Girdiğim ve saniyesinde kendimi unuttuğum o araftan zorla çıktım, hoş o yeşil gözleriyle beni delercesine bakarken nasıl yaptım bilemiyorum. Bu kim barış?'' diye mırıldandım. ''Sasha o benim yardımcım'' dedi sakince, ardından ''ama aramızda hiç bir şey yok'' diye ekledi. rahatlamıştım biraz,ama barış sashayla beraber olmadığı için değil, Sasha barışla beraber olmadığı için.. Ne yapacağım hakkında en ufak bir fikrim yok, Barış, hem kocamı hem de bir kadını öldürmüştü ve benim şuanda bunlarla ilgilenecek mecalim yoktu. Zaten kalbim de duygularım da allak bullak olmuştu, nasıl bi insandan bu kadar etkilendim bilemiyorum. Barışa sevdiğim adam derdim hep öyle bahsederdim ondan ama alışkanlıktan mı yoksa gerçekten ona aşığım diye mi anlayamamıştım, sanırım alışkanlıktı çünkü, Çünkü Sasha... Biliyorum çok abarttım ama nasıl bir insan bana kocasının ve bir kadının öldürüldüğünü unutturabilirdi ki, hem de çocuğunun babası tarafından....
Bir Kaç Ay Sonra
Ortalık biraz yatıştı derken tekrar karıştı, karısını öldüren Savcı hapisten kaçmış kızı ise bizimle beraber kalıyordu, annelik yapmaya çalışıyordum Nazlı'ya. İlk tanışmamızdan sonra bir kaç kez daha görmüştüm onu.. Sasha dün bizdeydi ve Savaşın parçası olduğu kartel yüzünden başlarına iş açılmıştı, fakat kimse bana hiç bir şey demiyor beni fransız bırakıyorlardı, bazı cevapları almam lazımdı artık ve bu sayede oraya gitmeye bahanem olacaktı. Soluğu arabamda aldım, konumu Barış vermişti zaten acil durumlar için.

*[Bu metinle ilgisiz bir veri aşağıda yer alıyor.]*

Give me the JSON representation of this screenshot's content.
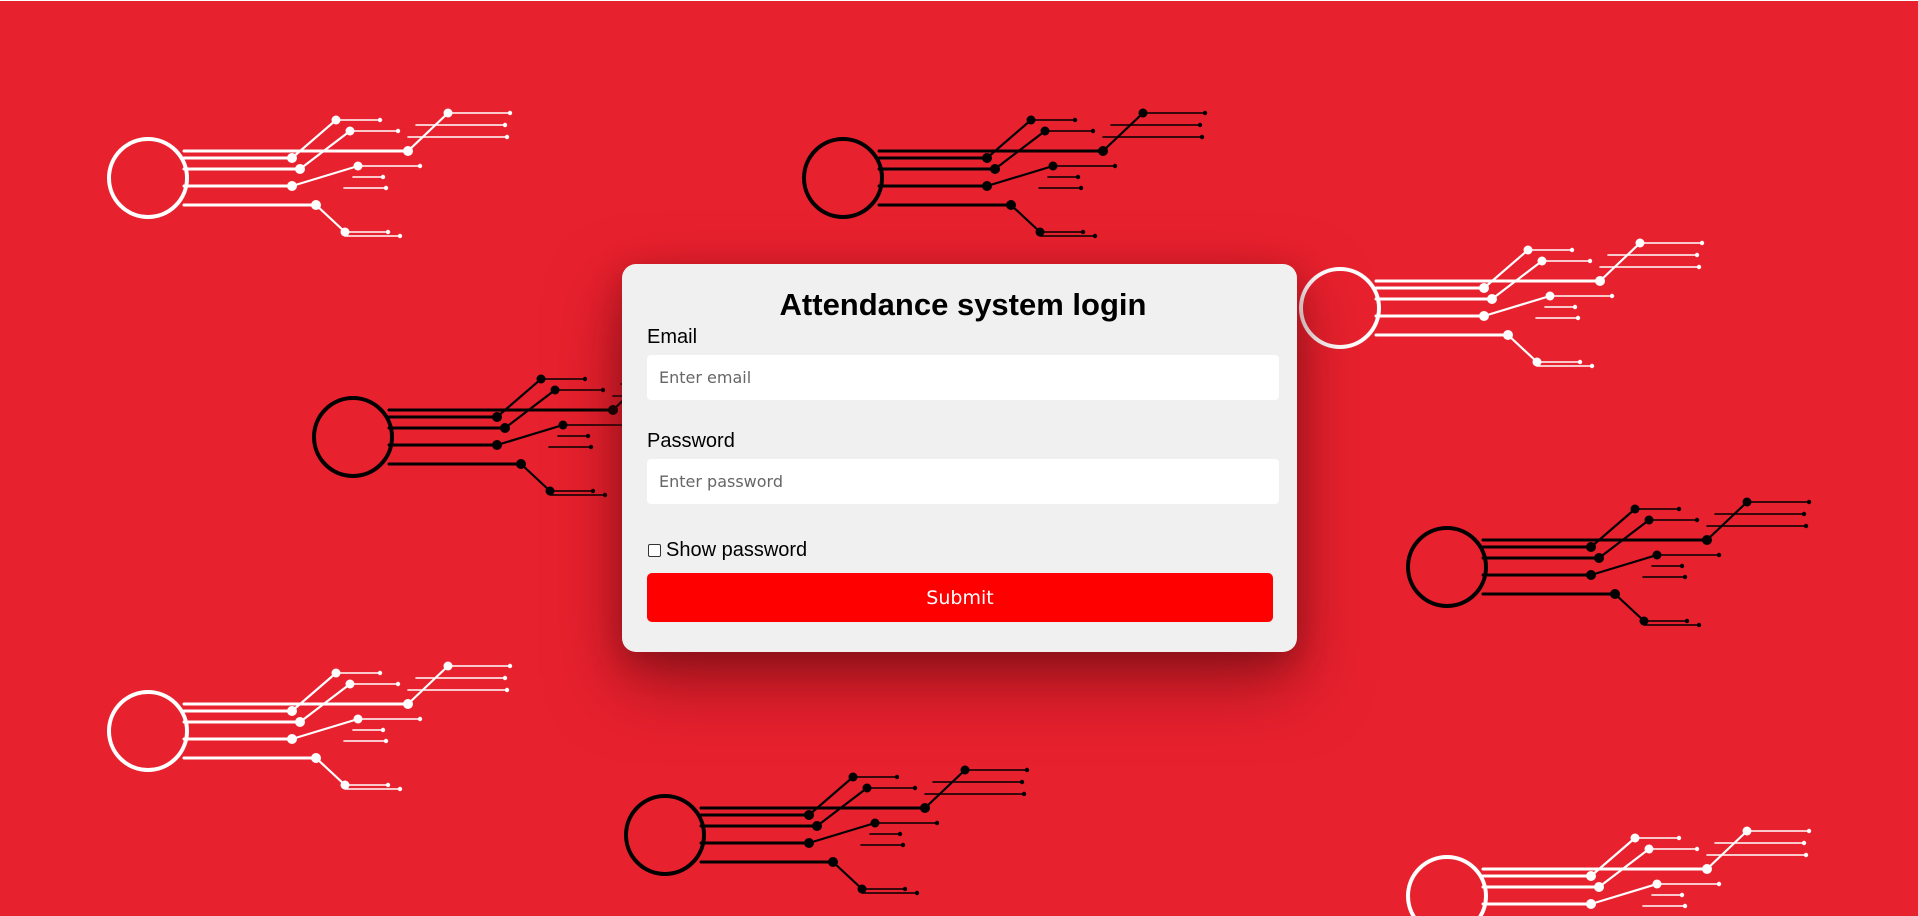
{
  "colors": {
    "background": "#e8212e",
    "accent": "#ff0000",
    "card": "#f0f0f0",
    "decoration_light": "#ffffff",
    "decoration_dark": "#000000"
  },
  "decoration": {
    "icon": "circuit-comet-icon"
  },
  "login": {
    "title": "Attendance system login",
    "email_label": "Email",
    "email_placeholder": "Enter email",
    "email_value": "",
    "password_label": "Password",
    "password_placeholder": "Enter password",
    "password_value": "",
    "show_password_label": "Show password",
    "show_password_checked": false,
    "submit_label": "Submit"
  }
}
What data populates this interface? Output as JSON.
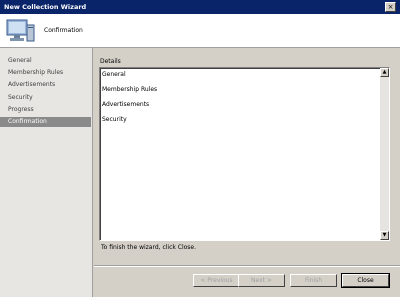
{
  "window": {
    "title": "New Collection Wizard",
    "close_glyph": "×"
  },
  "banner": {
    "title": "Confirmation",
    "icon": "computer-collection-icon"
  },
  "sidebar": {
    "items": [
      {
        "label": "General"
      },
      {
        "label": "Membership Rules"
      },
      {
        "label": "Advertisements"
      },
      {
        "label": "Security"
      },
      {
        "label": "Progress"
      },
      {
        "label": "Confirmation",
        "active": true
      }
    ]
  },
  "details": {
    "label": "Details",
    "lines": [
      "General",
      "Membership Rules",
      "Advertisements",
      "Security"
    ],
    "scroll_up": "▲",
    "scroll_down": "▼"
  },
  "finish_text": "To finish the wizard, click Close.",
  "buttons": {
    "previous": "< Previous",
    "next": "Next >",
    "finish": "Finish",
    "close": "Close"
  },
  "colors": {
    "titlebar": "#0a246a",
    "window_bg": "#d4d0c8",
    "active_nav": "#8a8a8a"
  }
}
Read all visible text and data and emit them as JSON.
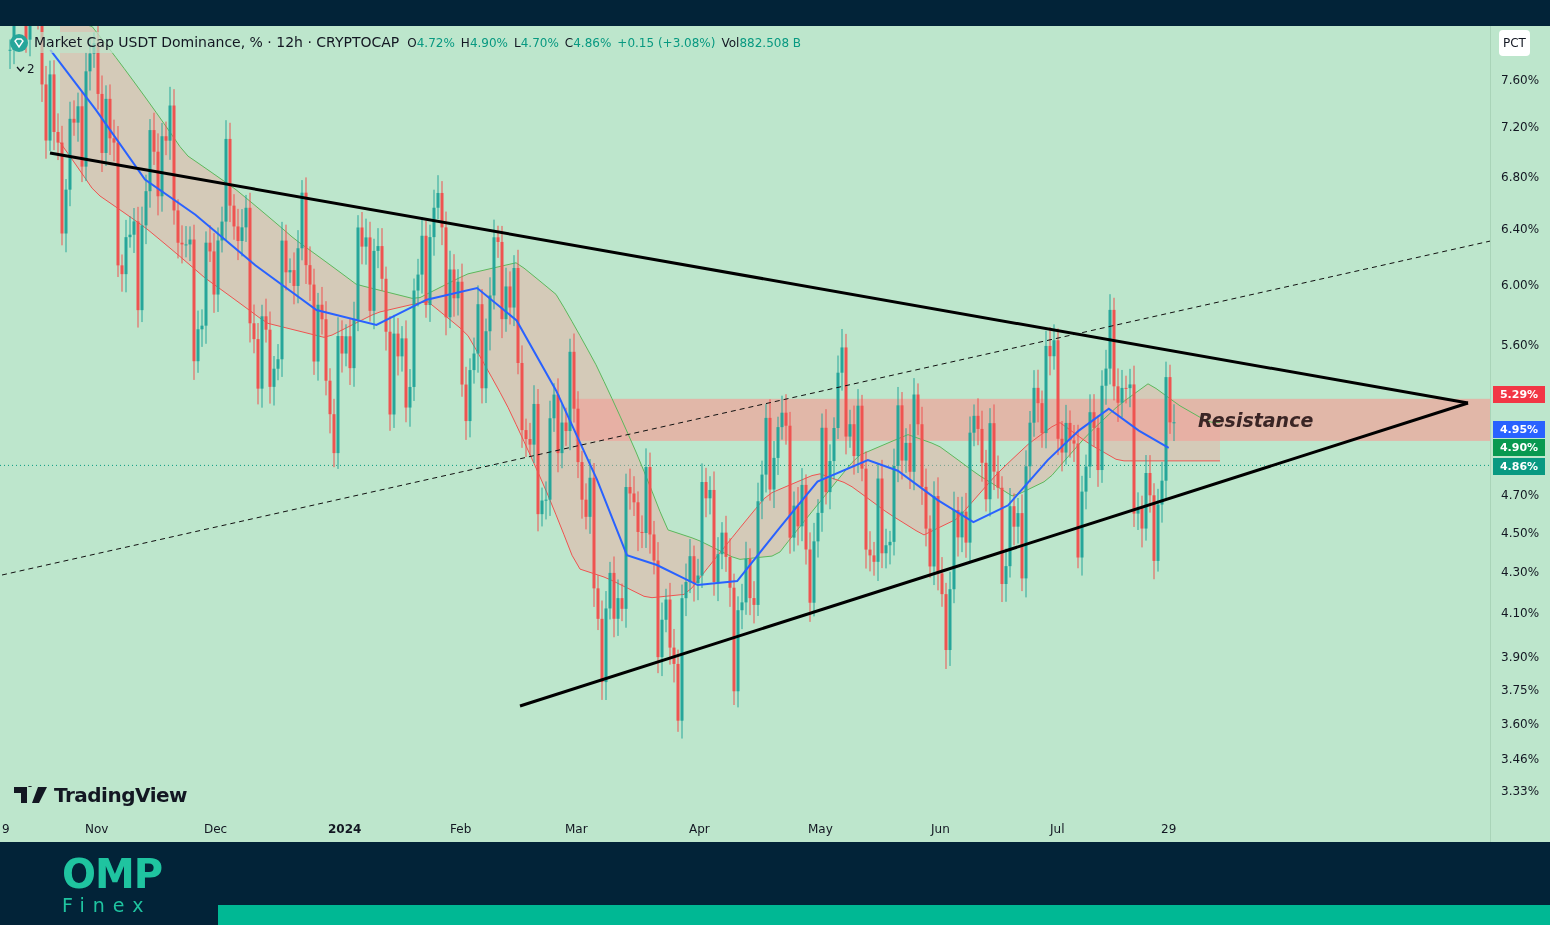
{
  "legend": {
    "title": "Market Cap USDT Dominance, % · 12h · CRYPTOCAP",
    "ohlc": [
      {
        "label": "O",
        "value": "4.72%"
      },
      {
        "label": "H",
        "value": "4.90%"
      },
      {
        "label": "L",
        "value": "4.70%"
      },
      {
        "label": "C",
        "value": "4.86%"
      }
    ],
    "change": "+0.15 (+3.08%)",
    "volume_label": "Vol",
    "volume_value": "882.508 B",
    "indicator_count": "2"
  },
  "scale_button": "PCT",
  "annotation": "Resistance",
  "brand": "TradingView",
  "price_badges": [
    {
      "label": "5.29%",
      "color": "#f23645"
    },
    {
      "label": "4.95%",
      "color": "#2962ff"
    },
    {
      "label": "4.90%",
      "color": "#089950"
    },
    {
      "label": "4.86%",
      "color": "#089981"
    }
  ],
  "price_axis_labels": [
    "7.60%",
    "7.20%",
    "6.80%",
    "6.40%",
    "6.00%",
    "5.60%",
    "4.70%",
    "4.50%",
    "4.30%",
    "4.10%",
    "3.90%",
    "3.75%",
    "3.60%",
    "3.46%",
    "3.33%"
  ],
  "time_axis_labels": [
    "9",
    "Nov",
    "Dec",
    "2024",
    "Feb",
    "Mar",
    "Apr",
    "May",
    "Jun",
    "Jul",
    "29"
  ],
  "footer": {
    "logo_top": "OMP",
    "logo_bottom": "Finex"
  }
}
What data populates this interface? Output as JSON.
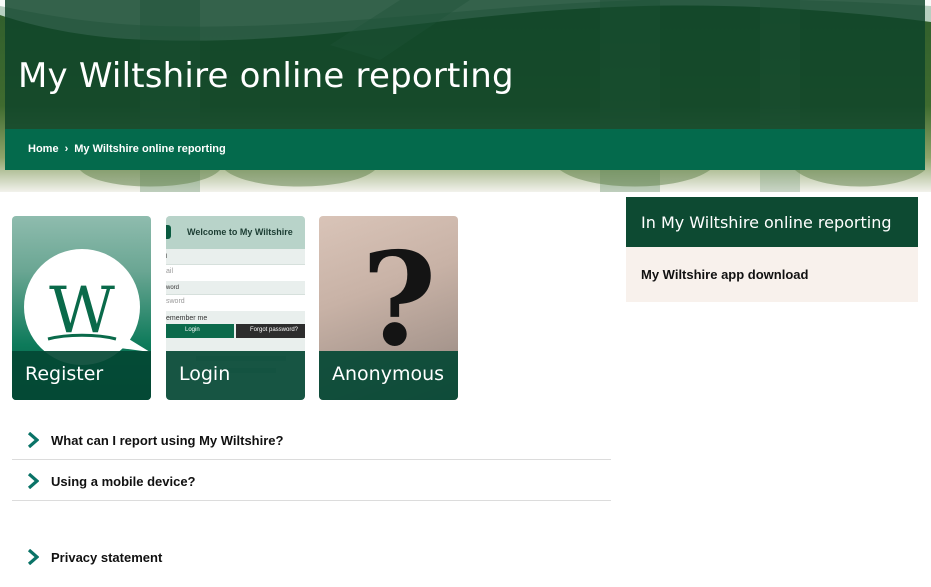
{
  "header": {
    "title": "My Wiltshire online reporting"
  },
  "breadcrumb": {
    "home": "Home",
    "separator": "›",
    "current": "My Wiltshire online reporting"
  },
  "tiles": [
    {
      "label": "Register",
      "icon": "w-logo-icon"
    },
    {
      "label": "Login",
      "icon": "login-screenshot"
    },
    {
      "label": "Anonymous",
      "icon": "question-mark-icon"
    }
  ],
  "login_mock": {
    "heading": "Welcome to My Wiltshire",
    "email_label": "l",
    "email_placeholder": "ail",
    "password_label": "word",
    "password_placeholder": "sword",
    "remember": "emember me",
    "login_button": "Login",
    "forgot_button": "Forgot password?"
  },
  "register_logo_letter": "W",
  "anonymous_glyph": "?",
  "accordion": [
    {
      "label": "What can I report using My Wiltshire?"
    },
    {
      "label": "Using a mobile device?"
    }
  ],
  "privacy": {
    "label": "Privacy statement"
  },
  "sidebar": {
    "title": "In My Wiltshire online reporting",
    "links": [
      {
        "label": "My Wiltshire app download"
      }
    ]
  },
  "colors": {
    "dark_green": "#0d4a32",
    "brand_green": "#046a4c",
    "chevron_teal": "#0a7367",
    "sidebar_bg": "#f8f1ec"
  }
}
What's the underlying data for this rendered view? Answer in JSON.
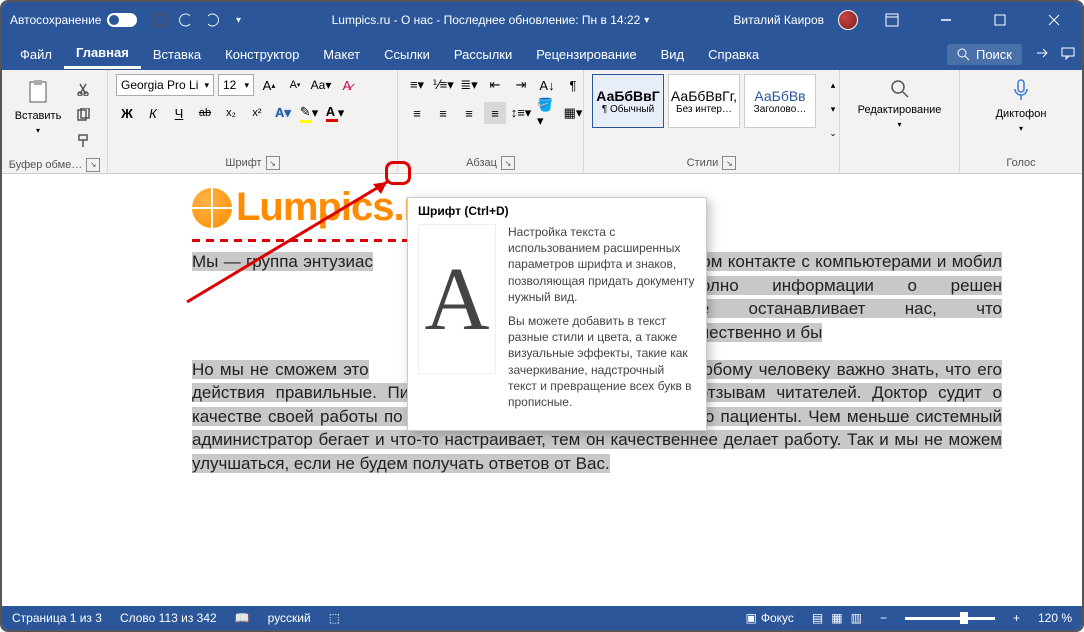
{
  "titlebar": {
    "autosave_label": "Автосохранение",
    "document_title": "Lumpics.ru - О нас - Последнее обновление: Пн в 14:22",
    "user_name": "Виталий Каиров"
  },
  "tabs": {
    "file": "Файл",
    "home": "Главная",
    "insert": "Вставка",
    "design": "Конструктор",
    "layout": "Макет",
    "references": "Ссылки",
    "mailings": "Рассылки",
    "review": "Рецензирование",
    "view": "Вид",
    "help": "Справка",
    "search_placeholder": "Поиск"
  },
  "ribbon": {
    "clipboard": {
      "paste": "Вставить",
      "group": "Буфер обме…"
    },
    "font": {
      "name": "Georgia Pro Li",
      "size": "12",
      "group": "Шрифт",
      "bold": "Ж",
      "italic": "К",
      "underline": "Ч",
      "strike": "ab",
      "sub": "x₂",
      "sup": "x²"
    },
    "paragraph": {
      "group": "Абзац"
    },
    "styles": {
      "group": "Стили",
      "sample": "АаБбВвГ",
      "sample2": "АаБбВвГг,",
      "sample3": "АаБбВв",
      "normal": "¶ Обычный",
      "nospacing": "Без интер…",
      "heading1": "Заголово…"
    },
    "editing": {
      "label": "Редактирование"
    },
    "voice": {
      "label": "Диктофон",
      "group": "Голос"
    }
  },
  "tooltip": {
    "title": "Шрифт (Ctrl+D)",
    "p1": "Настройка текста с использованием расширенных параметров шрифта и знаков, позволяющая придать документу нужный вид.",
    "p2": "Вы можете добавить в текст разные стили и цвета, а также визуальные эффекты, такие как зачеркивание, надстрочный текст и превращение всех букв в прописные."
  },
  "document": {
    "logo_text": "Lumpics.ru",
    "p1a": "Мы — группа энтузиас",
    "p1b": "м в ежедневном контакте с компьютерами и мобил",
    "p1c": "что в интернете уже полно информации о решен",
    "p1d": "омпьютерами. Но это не останавливает нас, что",
    "p1e": "многие проблемы и задачи более качественно и бы",
    "p2a": "Но мы не сможем это",
    "p2b": "и. Любому человеку важно знать, что его действия правильные. Писатель судит о своей работе по отзывам читателей. Доктор судит о качестве своей работы по тому, как быстро выздоравливают его пациенты. Чем меньше системный администратор бегает и что-то настраивает, тем он качественнее делает работу. Так и мы не можем улучшаться, если не будем получать ответов от Вас."
  },
  "statusbar": {
    "page": "Страница 1 из 3",
    "words": "Слово 113 из 342",
    "lang": "русский",
    "focus": "Фокус",
    "zoom": "120 %"
  }
}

Hızlıca eve doğru yola çıktım, vardığım yer beni pek şaşırtmadı doğrusu. Kapısız siyah garajvari bir yerdi, sabırsızca garaj kapısına vurdum...
Sasha**
Bilgisayar başında kartelle ve yüzükle alakalı araştırma yapıyordum, bir şeyler bulamayınca sinirlendim ve bilgisayarı hınçla kapadım. Barışa bir sesli mesaj attım '' Beybi , kartelle de yüzükle de alakalı bir şey çıkmadı bulur bulmaz seni arıyıcam'' göndere tıkladım, tam o sırada biri hayvan gibi kapıya vurmaya başladı. Bu kim lan? Telefondan kamerayı kontrol ettim, Büge.. Sırıtıp hemen kumandayı alıp bastım. Kalçasını ve belini saran ispanyol paça yüksek bel bir pantolon giymişti, kapı yükselip yavaşça beyaz cropunu sonra da sinirle bakan simasını meydana çıkardı. Her zamanki gibi mükemmel gözüküyordu. Gülümseyip flörtöz bir şekilde adını söyledim ''Büge''..
Büge
Kapı yukarı doğru kalkıp gülümseyen Sashayı ortaya çıkardı. Her zamanki gibi siyah giyinmiş, bu kadının dolabında başka bir şey yok mu yahu? Rolümü bozmamaya çalışıyordum fakat çok zordu karşısında. Beni test edermişcesine adımı söyledi, ne kadar yakışıyordu ağzına.. Her ne kadar zorlansam da açık vermemeliydim hislerimden, kusursuzca rol yapmaya devam ettim yani ben öyle sanıyorum en azından. Açtım ağzımı yumdum gözümü " Polise gidemiyorum oğlumu alıp kaçamıyorum olayların tam içindeyim ve hiç bir şey bilmiyorum o yüzden bana neler olduğunu anlatacaksın şimdi şu anda.!" ağzımdan çıkanlara şaşırsam da o benim sert tavrımdan hoşlanmış gibiydi. Gülümseyip "doğru yere geldin" dedi, nasıl böyle karanlık birisi bu denli tatlı olabiliyordu? Beni buyur etmesini beklemeden içeri daldım, tam da hayal ettiğim gibi bi evi vardı. Bir kaç bilgisayar evin içinde motorsiklet? Abidik gubidik eşyalar bilardo masası falan filan işte tam bir psikopat ini gibi. O barda oturup içeceğini yudumlarken bende bilardo masasına oturup hınzır bir bakış attım. Olayları baştan sona özet geçti, bazı yerleri atladı ve atladığı yerler sorduğumda geçiştirdi, şaşırmadım doğrusu. Ona karşı olan tavrım sanki kocasını kıskanmış kadın gibiydi, öyle de olmalıydı. Beni anlamasına izin veremezdim. Ama onu baştan çıkarmamaya çalışmak çok zordu, düşünmeden attığım bakışlar, ağzımdan çıkan kelimeler kendimi kontrol edemiyordum. Barışın yanında ne yaptığını sorunca, "senin yaptığını yapıyorum" diyerek göz kırptı. "Ne nasıl yani" Gerçekten de anlamamıştım ve suratımdan anlaşılıyordu.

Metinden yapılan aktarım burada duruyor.